We assisted a major Mexican firm in negotiating the repurchase of the company's shares held by its bank. Our client's bank had taken equity from the company in exchange for debt. As the company's operations improved, our client desired to repurchase the equity held by the bank. The company attempted to negotiate a substantial reduction in the amount of money the bank was seeking. Allegiance Capital was engaged to further negotiate the transaction, resulting in an additional 50% reduction in the settlement amount.
Buy Out Shareholder
Our principals raised new capital for a firm so that the company could sell its bank debt at a 50% discount and buy out a shareholder who owned 25% of the company. The selling shareholder settled on an amount that was $3 million less than what the shareholder initially demanded.

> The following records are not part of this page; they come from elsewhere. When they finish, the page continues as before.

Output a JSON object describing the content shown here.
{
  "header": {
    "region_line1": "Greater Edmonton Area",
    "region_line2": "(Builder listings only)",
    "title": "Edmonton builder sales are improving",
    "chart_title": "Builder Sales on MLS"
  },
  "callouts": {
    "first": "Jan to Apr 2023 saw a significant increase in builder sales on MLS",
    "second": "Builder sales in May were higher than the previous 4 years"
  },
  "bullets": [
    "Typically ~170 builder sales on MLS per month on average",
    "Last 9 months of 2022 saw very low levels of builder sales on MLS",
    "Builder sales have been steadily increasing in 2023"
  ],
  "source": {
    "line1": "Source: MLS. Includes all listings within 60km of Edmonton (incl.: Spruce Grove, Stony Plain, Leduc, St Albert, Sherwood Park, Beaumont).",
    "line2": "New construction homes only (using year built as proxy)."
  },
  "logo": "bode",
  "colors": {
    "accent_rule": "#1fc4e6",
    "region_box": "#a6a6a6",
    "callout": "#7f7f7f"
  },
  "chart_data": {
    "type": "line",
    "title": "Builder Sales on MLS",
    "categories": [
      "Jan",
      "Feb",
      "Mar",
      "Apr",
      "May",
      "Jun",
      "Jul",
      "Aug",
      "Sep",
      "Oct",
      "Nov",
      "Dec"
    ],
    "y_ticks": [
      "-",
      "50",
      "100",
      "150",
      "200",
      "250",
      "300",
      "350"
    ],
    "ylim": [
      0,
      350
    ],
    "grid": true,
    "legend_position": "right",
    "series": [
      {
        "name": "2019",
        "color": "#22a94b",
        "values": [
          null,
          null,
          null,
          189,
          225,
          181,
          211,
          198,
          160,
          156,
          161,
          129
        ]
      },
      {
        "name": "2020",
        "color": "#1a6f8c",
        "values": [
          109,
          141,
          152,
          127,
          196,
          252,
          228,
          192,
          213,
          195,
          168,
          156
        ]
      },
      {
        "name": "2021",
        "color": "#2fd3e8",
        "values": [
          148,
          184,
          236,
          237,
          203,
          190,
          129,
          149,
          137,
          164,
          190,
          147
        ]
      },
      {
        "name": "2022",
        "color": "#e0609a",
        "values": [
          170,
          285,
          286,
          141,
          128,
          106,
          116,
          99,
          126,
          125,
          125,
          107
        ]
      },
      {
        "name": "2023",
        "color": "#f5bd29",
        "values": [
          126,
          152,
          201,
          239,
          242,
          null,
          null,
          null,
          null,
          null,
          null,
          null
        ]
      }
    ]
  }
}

Standstill Agreements with Banks
Our principals have negotiated many formal standstill agreements with major international lending institutions so further payments were not demanded and interest was frozen. This served to provide clients sufficient time to reorganize, restructure and work their way out of financial problems. In several cases these types of moratoriums on debt and accumulation of interest prevented bankruptcy and provided a better solution not only for the company but for the lending institutions as well.
Allegiance Capital has the knowledge and experience to negotiate effectively on behalf of its clients. As intermediaries we are able to negotiate objectively and bring transactions to closure thus avoiding conflict between client and lender. This permits our clients to maintain ongoing relationships with their lenders. Our professional presence provides rationality, reason and speed in bringing agreed-upon settlement programs to a successful conclusion.